CRITICA DEL LAVORO ARTISTICO AL TEMPO DEL NEOLIBERALISMO

Il mio lavoro dipende economicamente da istituzioni che, a loro volta, sono controllate da istanze politiche che ne stabiliscono le sovvenzioni. Il primo messaggio di qualsiasi opera creata in tali condizioni (indipendentemente dal fatto che il suo contenuto sia politico o no) è celebrare l’istituzione che la espone, legittimando implicitamente il suo funzionamento e orientamento, nonché il potere politico che l’autorizza. Rifiutare apertamente questo ruolo significa essere maleducati, se non addirittura rischiare l’isolamento.
• Storicamente si è constatato come le innovazioni artistiche fioriscono in gran parte laddove il liberalismo economico è più inventivo e selvaggio.
• Lo status dell’artista presenta condizioni sociali che il neoliberalismo vorrebbe offrire all’insieme dei lavoratori. Oltre alla tutela sociale quasi nulla, questo sistema iper-concorrenziale produce una situazione di generale sottomissione al sistema, mentre l’interscambiabilità e l’isolamento degli attori impediscono loro di costituirsi in forza politica, anche solo per intraprendere forme corporative di lotta.
• Costretto a orientare la mia produzione tra un prodotto di lusso per collezionisti e un accessorio con funzione sociale giustificabile in termini di spesa pubblica, il controllo che posso esercitare sul suo ruolo politico e sociale decresce in proporzione alla notorietà che incontra. A partire da questa constatazione, mi sembra fuori luogo rivendicare un impegno esplicitamente politico ai contenuti del mio lavoro, senza correre il rischio di considerare questo come un semplice motivo o alibi. È nei suoi aspetti periferici e nella sua messa in pratica che è ancora possibile procedere al rinnovamento e allargamento del pubblico abituale dell’arte, uscendo dai luoghi fisici dell’istituzione per avvicinarsi a quelle persone che non li frequentano. È anche possibile rompere l’isolamento e contrastare la logica concorrenziale, elaborando con altri artisti, con o senza sostegno istituzionale, progetti che passino per il giudizio di una commissione. Superare questo individualismo significa iniziare a esistere politicamente tramite una forma di solidarietà capace di opporsi ai dettami ultra liberali che governano abitualmente il mondo dell’arte.

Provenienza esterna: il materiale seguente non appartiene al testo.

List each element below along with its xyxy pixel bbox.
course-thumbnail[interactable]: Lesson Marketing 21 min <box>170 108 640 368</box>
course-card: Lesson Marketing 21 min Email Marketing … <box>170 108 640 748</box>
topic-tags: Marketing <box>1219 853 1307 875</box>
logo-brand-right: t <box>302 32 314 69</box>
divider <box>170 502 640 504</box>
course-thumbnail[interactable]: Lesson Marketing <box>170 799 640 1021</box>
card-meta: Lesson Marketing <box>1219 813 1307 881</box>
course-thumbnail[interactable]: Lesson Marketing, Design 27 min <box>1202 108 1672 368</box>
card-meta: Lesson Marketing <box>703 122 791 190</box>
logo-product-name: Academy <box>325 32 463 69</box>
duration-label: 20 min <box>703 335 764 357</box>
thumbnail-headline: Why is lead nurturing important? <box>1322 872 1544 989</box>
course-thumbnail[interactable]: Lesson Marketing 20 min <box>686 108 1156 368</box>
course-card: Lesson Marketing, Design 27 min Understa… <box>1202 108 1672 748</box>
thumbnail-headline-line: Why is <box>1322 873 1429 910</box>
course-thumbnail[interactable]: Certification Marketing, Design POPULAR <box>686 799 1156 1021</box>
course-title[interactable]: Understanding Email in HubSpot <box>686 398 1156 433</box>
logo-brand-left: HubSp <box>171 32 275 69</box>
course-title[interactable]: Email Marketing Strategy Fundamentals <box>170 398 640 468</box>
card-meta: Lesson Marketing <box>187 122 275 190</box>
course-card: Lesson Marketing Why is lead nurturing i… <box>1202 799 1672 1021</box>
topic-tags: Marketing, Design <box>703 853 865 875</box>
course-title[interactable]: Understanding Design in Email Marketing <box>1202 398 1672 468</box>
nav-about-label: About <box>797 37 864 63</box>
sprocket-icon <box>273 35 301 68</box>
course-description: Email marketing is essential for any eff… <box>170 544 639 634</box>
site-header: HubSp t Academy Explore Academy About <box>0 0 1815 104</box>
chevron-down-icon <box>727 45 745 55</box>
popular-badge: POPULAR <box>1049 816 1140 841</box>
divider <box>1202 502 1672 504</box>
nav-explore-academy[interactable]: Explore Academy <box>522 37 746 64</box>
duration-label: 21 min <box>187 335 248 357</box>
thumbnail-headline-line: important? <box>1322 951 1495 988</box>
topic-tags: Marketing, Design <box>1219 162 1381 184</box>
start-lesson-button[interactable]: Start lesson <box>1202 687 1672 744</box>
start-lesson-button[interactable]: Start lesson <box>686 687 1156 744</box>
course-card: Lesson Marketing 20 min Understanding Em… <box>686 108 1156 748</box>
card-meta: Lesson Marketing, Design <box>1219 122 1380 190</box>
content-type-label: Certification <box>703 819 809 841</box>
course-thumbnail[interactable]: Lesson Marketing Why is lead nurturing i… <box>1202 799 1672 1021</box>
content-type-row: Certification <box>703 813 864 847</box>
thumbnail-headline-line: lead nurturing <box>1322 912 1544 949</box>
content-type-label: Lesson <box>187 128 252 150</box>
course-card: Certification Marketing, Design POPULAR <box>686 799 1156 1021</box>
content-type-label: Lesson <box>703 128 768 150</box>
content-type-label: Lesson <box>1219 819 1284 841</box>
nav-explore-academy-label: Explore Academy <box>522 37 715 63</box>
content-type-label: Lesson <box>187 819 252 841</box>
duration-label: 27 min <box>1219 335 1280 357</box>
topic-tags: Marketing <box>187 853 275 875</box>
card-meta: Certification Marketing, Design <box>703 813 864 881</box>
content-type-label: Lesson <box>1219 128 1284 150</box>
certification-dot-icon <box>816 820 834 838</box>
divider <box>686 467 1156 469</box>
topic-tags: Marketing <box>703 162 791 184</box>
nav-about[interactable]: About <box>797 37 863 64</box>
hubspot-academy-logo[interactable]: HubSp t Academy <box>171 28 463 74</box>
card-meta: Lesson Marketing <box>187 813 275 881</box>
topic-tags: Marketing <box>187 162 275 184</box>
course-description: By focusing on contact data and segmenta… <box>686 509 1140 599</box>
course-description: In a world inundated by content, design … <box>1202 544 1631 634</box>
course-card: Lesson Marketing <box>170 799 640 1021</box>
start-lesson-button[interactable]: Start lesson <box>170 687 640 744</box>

La rivalutazione del rapporto con il pubblico e la ridefinizione delle relazioni tra gli artisti, al di là dei contenuti delle opere, sembrano definire un campo d’azione politico realista, efficace e accessibile. Queste sono le due linee che ho adottato negli ultimi anni, elaborandole regolarmente con altri artisti capaci di uscire dal circuito dei soliti luoghi espositivi.

LAURENT FAULON
Artista. Vive e lavora all’Istituto Svizzero di Roma.